Bonjour Capitaine ! » dit-elle forçant sur sa voix, afin de se faire
entendre.
Le
capitaine lui répondit d’un salut de la tête et l’invita de monter à bord.
En
discutant, Trotte-Menu apprit que le navire venait du Pays-des-grands-froids et
que l’équipage était composé des habitants de cette contrée, les Pingouins. Les
Pingouins étaient des êtres pacifiques, reconnaissables à leur tenue noire et
blanche et à leur démarche chaloupée.
Notre
petite diplomate expliqua, diplomatiquement, au Capitaine-Pingouin le but de sa
mission et son désir de franchir le grand-fleuve-dont-on-ne-voyait-pas-l’autre-rive,
pour rencontrer les grands-monstres-du-commencement-du-monde.
« J’ai
souvent entendu parler de ce grand jardin paradisiaque où vivent ces animaux
gigantesques, mais je n’y ai jamais accosté avec mon navire. »
Après
cette réflexion, Capitaine-Pingouin resta un moment silencieux et pensif,
tirant de sa pipe d’énormes bouffées de fumée. Puis, se redressant, il
déclara :
« Je
vais vous aider. Un monde sans musique est un monde qui mourra peu à peu de
tristesse.
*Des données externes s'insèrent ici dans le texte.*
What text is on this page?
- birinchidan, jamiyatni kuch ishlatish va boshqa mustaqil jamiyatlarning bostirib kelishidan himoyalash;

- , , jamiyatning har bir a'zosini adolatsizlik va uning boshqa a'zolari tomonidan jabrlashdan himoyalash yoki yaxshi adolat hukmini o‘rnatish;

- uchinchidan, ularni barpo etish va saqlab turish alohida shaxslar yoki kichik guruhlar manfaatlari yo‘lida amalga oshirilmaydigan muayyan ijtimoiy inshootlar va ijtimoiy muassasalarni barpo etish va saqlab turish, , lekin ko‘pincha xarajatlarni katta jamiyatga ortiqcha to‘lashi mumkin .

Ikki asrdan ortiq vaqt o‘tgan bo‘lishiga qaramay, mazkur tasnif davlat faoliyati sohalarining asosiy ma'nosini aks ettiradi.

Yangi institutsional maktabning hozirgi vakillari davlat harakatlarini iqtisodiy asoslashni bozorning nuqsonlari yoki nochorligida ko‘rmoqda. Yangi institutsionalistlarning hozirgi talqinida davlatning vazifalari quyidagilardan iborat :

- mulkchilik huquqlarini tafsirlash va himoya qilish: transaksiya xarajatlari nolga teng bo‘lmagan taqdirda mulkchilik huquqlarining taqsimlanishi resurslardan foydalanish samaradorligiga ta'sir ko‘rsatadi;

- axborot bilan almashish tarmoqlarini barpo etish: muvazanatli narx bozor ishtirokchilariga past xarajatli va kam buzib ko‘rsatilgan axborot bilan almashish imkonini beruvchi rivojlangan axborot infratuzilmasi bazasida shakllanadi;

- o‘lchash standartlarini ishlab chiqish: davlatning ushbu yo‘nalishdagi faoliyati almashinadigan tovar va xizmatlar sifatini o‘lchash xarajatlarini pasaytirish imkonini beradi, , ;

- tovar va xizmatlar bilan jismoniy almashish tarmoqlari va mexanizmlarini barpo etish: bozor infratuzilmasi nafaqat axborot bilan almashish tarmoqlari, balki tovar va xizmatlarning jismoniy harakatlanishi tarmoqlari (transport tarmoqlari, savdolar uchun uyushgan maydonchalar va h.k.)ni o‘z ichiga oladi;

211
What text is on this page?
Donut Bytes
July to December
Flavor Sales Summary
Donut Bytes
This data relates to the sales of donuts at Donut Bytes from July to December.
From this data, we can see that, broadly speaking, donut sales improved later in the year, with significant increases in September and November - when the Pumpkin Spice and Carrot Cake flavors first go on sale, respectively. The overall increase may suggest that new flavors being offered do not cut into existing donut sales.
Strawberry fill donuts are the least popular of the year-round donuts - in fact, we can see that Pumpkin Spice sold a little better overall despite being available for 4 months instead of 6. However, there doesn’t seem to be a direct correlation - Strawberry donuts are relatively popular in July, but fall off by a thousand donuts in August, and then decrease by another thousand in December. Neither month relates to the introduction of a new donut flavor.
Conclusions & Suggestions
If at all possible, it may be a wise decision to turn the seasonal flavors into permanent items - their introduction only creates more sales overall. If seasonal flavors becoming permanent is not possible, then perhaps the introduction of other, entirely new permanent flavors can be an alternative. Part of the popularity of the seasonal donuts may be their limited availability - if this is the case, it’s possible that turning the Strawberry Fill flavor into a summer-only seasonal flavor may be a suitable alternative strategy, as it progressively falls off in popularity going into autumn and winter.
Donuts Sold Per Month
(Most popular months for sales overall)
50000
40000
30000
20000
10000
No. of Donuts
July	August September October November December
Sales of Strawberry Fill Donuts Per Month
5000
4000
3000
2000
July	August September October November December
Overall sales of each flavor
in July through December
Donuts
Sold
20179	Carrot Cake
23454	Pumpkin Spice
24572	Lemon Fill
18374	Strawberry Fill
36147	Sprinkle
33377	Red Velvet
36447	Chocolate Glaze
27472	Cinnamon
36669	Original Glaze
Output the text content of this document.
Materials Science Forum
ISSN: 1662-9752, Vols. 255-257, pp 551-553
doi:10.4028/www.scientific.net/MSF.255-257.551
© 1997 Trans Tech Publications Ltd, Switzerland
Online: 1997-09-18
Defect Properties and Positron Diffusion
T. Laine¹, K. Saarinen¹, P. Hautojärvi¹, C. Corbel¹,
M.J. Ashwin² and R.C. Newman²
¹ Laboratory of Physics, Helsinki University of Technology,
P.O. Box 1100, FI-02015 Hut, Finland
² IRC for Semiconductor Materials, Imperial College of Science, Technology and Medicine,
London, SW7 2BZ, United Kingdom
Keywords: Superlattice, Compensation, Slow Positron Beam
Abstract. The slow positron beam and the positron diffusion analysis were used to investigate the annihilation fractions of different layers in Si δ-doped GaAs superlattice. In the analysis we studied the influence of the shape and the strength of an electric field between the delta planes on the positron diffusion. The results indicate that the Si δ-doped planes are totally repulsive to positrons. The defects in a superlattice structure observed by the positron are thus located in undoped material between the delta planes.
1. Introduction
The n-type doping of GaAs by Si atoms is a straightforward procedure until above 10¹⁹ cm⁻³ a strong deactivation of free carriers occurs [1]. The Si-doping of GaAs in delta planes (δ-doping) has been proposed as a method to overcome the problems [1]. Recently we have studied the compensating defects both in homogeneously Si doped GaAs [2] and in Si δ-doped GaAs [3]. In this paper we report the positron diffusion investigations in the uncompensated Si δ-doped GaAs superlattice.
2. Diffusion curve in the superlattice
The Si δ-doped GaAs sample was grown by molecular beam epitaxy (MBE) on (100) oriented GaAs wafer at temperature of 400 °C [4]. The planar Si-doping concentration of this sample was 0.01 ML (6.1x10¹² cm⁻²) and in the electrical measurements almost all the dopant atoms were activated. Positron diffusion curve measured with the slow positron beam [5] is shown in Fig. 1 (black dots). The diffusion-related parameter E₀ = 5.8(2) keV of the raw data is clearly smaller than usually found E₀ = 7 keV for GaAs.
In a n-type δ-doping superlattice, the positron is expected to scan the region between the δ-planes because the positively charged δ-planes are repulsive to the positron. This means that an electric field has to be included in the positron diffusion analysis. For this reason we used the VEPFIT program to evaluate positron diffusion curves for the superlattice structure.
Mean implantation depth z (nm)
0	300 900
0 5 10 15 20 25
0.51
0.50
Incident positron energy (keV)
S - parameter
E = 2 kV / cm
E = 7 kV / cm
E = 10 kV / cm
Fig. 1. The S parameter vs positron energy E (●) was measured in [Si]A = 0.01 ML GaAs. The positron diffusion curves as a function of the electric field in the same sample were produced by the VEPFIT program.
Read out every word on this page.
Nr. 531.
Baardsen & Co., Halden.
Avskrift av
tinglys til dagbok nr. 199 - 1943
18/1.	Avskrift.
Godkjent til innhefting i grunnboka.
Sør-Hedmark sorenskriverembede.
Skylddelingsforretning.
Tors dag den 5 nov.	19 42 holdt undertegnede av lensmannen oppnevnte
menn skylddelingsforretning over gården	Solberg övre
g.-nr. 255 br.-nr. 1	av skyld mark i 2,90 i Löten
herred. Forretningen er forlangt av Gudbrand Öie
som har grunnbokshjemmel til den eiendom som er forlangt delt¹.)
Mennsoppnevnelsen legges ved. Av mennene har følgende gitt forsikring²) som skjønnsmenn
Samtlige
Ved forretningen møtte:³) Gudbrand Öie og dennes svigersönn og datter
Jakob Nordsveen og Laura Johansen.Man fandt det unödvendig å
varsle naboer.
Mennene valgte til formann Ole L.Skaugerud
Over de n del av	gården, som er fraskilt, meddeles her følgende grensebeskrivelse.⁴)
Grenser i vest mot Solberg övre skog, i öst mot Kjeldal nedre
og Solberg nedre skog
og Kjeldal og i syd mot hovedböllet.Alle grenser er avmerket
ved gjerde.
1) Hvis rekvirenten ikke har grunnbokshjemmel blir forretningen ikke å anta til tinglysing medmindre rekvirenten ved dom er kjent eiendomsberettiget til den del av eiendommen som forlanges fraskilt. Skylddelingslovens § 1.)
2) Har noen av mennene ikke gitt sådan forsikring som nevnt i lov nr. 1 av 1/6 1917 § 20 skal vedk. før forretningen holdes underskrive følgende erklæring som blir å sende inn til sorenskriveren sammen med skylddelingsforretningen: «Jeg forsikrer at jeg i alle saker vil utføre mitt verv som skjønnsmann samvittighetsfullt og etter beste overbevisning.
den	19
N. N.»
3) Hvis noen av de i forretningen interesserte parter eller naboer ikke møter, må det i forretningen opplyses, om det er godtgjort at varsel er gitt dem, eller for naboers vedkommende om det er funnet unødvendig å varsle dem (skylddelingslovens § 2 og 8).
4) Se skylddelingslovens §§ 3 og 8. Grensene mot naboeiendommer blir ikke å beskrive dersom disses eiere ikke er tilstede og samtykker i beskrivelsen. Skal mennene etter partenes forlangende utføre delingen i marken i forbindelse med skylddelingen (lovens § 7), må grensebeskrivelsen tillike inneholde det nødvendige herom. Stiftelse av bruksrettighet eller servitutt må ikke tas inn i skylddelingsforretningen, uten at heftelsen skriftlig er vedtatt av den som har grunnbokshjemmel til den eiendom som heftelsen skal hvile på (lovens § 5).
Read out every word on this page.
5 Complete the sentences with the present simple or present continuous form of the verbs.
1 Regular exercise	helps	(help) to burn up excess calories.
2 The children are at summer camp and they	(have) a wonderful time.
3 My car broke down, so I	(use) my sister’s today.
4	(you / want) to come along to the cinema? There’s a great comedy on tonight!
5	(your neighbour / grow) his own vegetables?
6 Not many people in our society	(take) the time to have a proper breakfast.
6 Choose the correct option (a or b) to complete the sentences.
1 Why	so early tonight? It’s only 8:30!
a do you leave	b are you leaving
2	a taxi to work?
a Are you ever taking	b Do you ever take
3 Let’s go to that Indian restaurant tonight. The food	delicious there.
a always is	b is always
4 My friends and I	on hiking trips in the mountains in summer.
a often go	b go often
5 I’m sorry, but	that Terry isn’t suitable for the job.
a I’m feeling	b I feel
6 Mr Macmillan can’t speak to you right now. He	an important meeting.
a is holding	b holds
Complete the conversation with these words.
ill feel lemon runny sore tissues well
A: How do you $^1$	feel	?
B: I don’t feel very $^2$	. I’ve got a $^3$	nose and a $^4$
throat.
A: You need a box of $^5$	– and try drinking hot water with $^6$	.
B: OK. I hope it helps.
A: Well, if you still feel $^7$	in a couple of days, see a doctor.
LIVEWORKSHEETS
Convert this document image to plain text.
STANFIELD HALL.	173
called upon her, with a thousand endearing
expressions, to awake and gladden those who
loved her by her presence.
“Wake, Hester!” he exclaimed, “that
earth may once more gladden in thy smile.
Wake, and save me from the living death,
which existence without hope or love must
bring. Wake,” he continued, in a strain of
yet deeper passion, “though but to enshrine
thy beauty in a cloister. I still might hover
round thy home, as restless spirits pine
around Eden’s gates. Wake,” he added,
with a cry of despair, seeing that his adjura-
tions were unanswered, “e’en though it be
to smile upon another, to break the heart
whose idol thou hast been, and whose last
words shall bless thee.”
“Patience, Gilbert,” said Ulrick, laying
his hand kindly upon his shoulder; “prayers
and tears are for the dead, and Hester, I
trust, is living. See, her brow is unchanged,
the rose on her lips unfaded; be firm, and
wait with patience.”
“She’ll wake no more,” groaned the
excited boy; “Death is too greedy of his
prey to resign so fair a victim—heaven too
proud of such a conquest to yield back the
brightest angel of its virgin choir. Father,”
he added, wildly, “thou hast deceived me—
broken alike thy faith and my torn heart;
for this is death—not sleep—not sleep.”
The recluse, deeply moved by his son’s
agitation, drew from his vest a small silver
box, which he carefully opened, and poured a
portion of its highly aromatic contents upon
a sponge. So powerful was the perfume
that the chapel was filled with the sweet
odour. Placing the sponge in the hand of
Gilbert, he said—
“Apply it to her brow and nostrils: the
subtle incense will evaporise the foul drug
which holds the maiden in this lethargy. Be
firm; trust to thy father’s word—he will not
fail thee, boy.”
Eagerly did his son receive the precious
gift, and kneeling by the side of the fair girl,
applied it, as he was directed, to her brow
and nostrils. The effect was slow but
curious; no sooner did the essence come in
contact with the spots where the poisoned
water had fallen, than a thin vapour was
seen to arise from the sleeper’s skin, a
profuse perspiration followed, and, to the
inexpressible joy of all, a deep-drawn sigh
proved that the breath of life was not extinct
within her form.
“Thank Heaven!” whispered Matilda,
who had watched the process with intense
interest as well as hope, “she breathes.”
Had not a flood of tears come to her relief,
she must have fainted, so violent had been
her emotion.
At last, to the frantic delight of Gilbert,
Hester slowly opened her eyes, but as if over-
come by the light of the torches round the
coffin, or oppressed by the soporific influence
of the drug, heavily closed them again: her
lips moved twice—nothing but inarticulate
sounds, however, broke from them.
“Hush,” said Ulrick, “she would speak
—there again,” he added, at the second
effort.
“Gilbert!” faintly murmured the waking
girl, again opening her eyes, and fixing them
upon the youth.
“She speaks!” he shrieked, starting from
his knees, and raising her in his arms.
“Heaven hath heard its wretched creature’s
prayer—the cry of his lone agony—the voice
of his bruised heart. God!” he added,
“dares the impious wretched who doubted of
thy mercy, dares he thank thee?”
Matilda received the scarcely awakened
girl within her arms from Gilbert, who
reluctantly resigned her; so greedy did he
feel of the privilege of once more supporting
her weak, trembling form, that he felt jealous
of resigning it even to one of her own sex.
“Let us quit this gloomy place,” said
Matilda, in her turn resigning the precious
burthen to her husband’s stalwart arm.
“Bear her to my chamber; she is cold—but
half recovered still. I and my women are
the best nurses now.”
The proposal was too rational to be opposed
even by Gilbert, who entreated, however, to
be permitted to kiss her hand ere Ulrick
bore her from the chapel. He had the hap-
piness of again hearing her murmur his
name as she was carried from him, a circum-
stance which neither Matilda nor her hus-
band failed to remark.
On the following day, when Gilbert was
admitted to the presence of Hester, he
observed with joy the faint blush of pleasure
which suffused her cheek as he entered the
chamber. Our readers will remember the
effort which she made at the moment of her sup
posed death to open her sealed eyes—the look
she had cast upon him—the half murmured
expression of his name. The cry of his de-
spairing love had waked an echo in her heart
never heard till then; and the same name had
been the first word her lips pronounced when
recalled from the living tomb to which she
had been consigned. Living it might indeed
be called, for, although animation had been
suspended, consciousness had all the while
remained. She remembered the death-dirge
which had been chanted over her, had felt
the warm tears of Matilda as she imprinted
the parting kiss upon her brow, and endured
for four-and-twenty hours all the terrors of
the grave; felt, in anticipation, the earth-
Nous allons appareiller et nous diriger vers ce monde
inconnu. »
Trotte-Menu
remercia, ravie, mais sa joie s’assombrit soudain. C’était la première fois
qu’elle prenait le bateau. N’allait-elle être malade ?
Trotte-Menu,
sur le pont, le museau fouetté par l’air, profitait du spectacle exceptionnel
qui lui était donné de voir. Jamais elle n’avait vu autant d’eau. C’était
fabuleux !
Non,
ce n’était pas un fleuve, cette eau bouillonnante. C’était ce que les anciens
appelaient un océan. Plus profond, plus gigantesque qu’un fleuve, composé d’une
eau salée qu’il ne fallait pas boire. Trotte-Menu fut très étonnée de ne pas avoir
de nausées.
Elle
aperçut des baleines. Elle engagea même la conversation avec l’une d’entre
elles qui lui compta ses déboires amoureux avec Monsieur-Baleine, navigateur
aux longs cours qui voyageait souvent et très loin, la délaissant
continuellement. Elle versa quelques larmes qui vinrent saler un peu plus
l’étendue marine et disparut sous l’eau, sans doute pour essayer de noyer son
chagrin. Elle disparut sous l’eau en soupirant si fort que le navire se mit à
tanguer dangereusement.
A
cet instant précis, notre petite amie se sentit un peu moins le « pied
marin ».
Trotte-menu
vit également des grosses tortues qui lentement plongeaient dans les flots et
remontaient à la surface régulièrement. Elles n’étaient pas bavardes,
concentrées sur leur activité d’ascenseur-aquatique.
« Quand
dorment-elles ? s’interrogea Trotte-Mmenu. Mais elle n’osa poser cette
question aux intéressées de peur de les froisser. N’était-elle pas
diplomate ?
Soudain,
elle resta sans voix ! Une tortue était là, devant ses yeux, les pattes en
l’air, flottant sur sa carapace dont elle se servait comme embarcation.
« Que
faites-vous ainsi ? demanda Trotte-Menu, trop intriguée cette fois pour
rester muette.
-
Je prends un bain de soleil, répondit la
tortue, tu ne le vois donc pas ? Je suis fatiguée et c’est le seul moyen
de rester inerte tout en continuant à flotter. Ingénieux, non ?
Le
temps passait et toujours rien à l’horizon. Que d’eau ! Trop d’eau !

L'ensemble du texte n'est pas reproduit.